También se señala que “hay otro problema medioambiental adicional al tirar las toallitas por el W.C ya que OCU ha demostrado que las fibras sintéticas pasan al agua residual con lo que estaríamos contribuyendo a la contaminación de los ecosistemas con microplásticos. Ya se han comenzado a observar los primeros efectos, el Instituto Español de Oceanografía ha revelado que uno de cada seis peces comestibles contiene microplásticos en sus estómagos”.

OCU advierte a los consumidores sobre los riesgos que supone tirar las toallitas húmedas al inodoro y pide su colaboración para se depositen siempre en el contenedor de restos o en la basura y recomienda limitar en lo posible su uso y, optar siempre por comprar aquellas que están envasadas en envases flexibles y evitar los envases rígidos que tienen un mayor impacto ambiental.

Esta organización exige también a los fabricantes “una acción inmediata que pasaría por retirar todos aquellos mensajes donde se está indicando que las toallitas son desechables, biodegradables, papel higiénico húmedo, ya que inducen a error y esto repercute negativamente en el comportamiento de los consumidores.

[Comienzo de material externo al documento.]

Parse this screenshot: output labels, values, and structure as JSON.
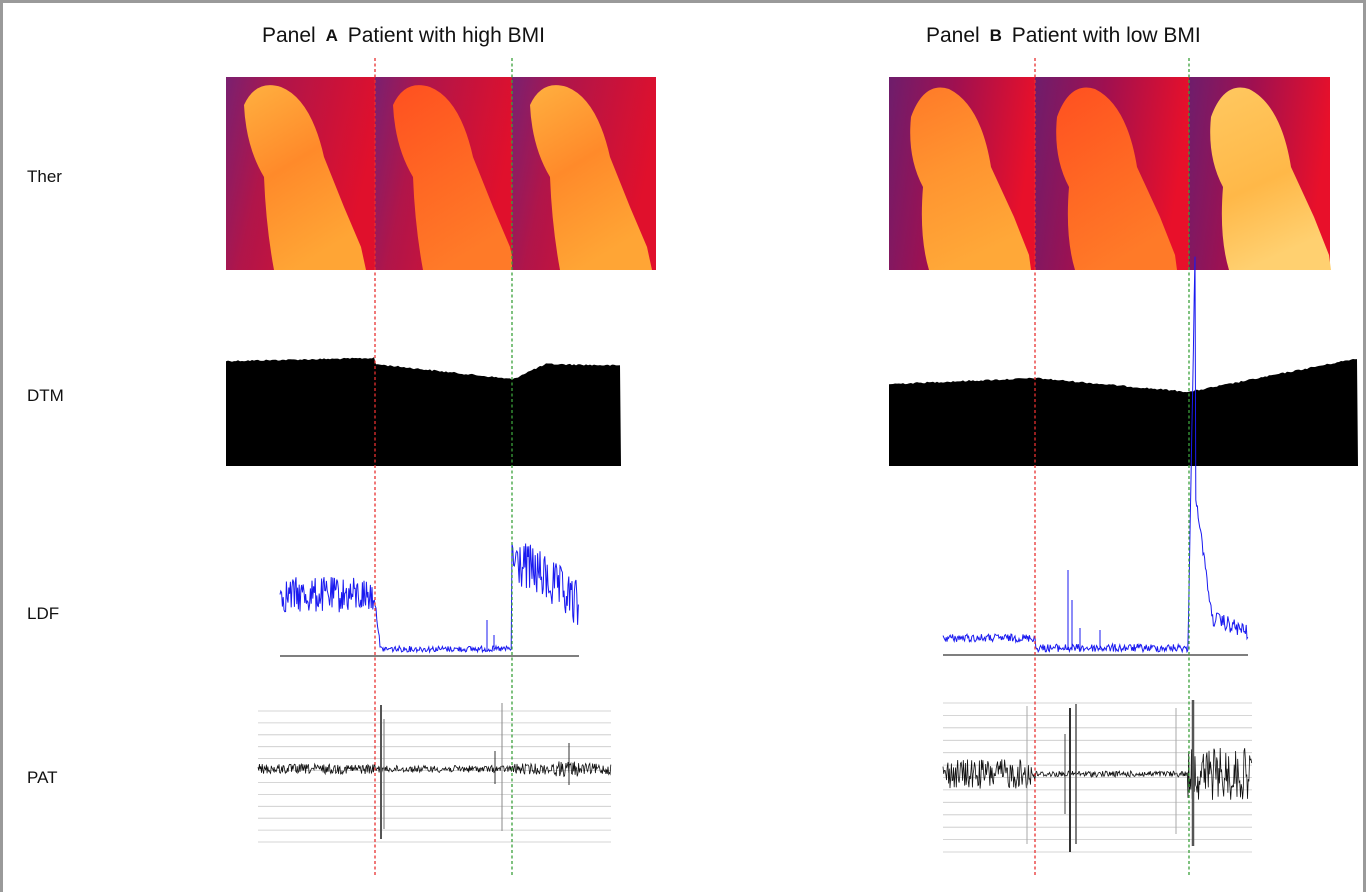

Así mismo, solicita que se advierta siempre en el etiquetado que las toallitas no deben tirarse por el inodoro por el peligro de atasco en cañerías y depuradoras”.

Finalmente y, opinión de OCU, “los fabricantes de toallitas húmedas infantiles desechables por el WC son en gran parte responsables del daño causado, tanto por los atascos y las alteraciones en las depuradoras, como por el impacto en el medio ambiente. Por lo que considera que deberían, al menos, financiar una campaña de sensibilización global informando sobre sus efectos adversos si se arrojan al inodoro”.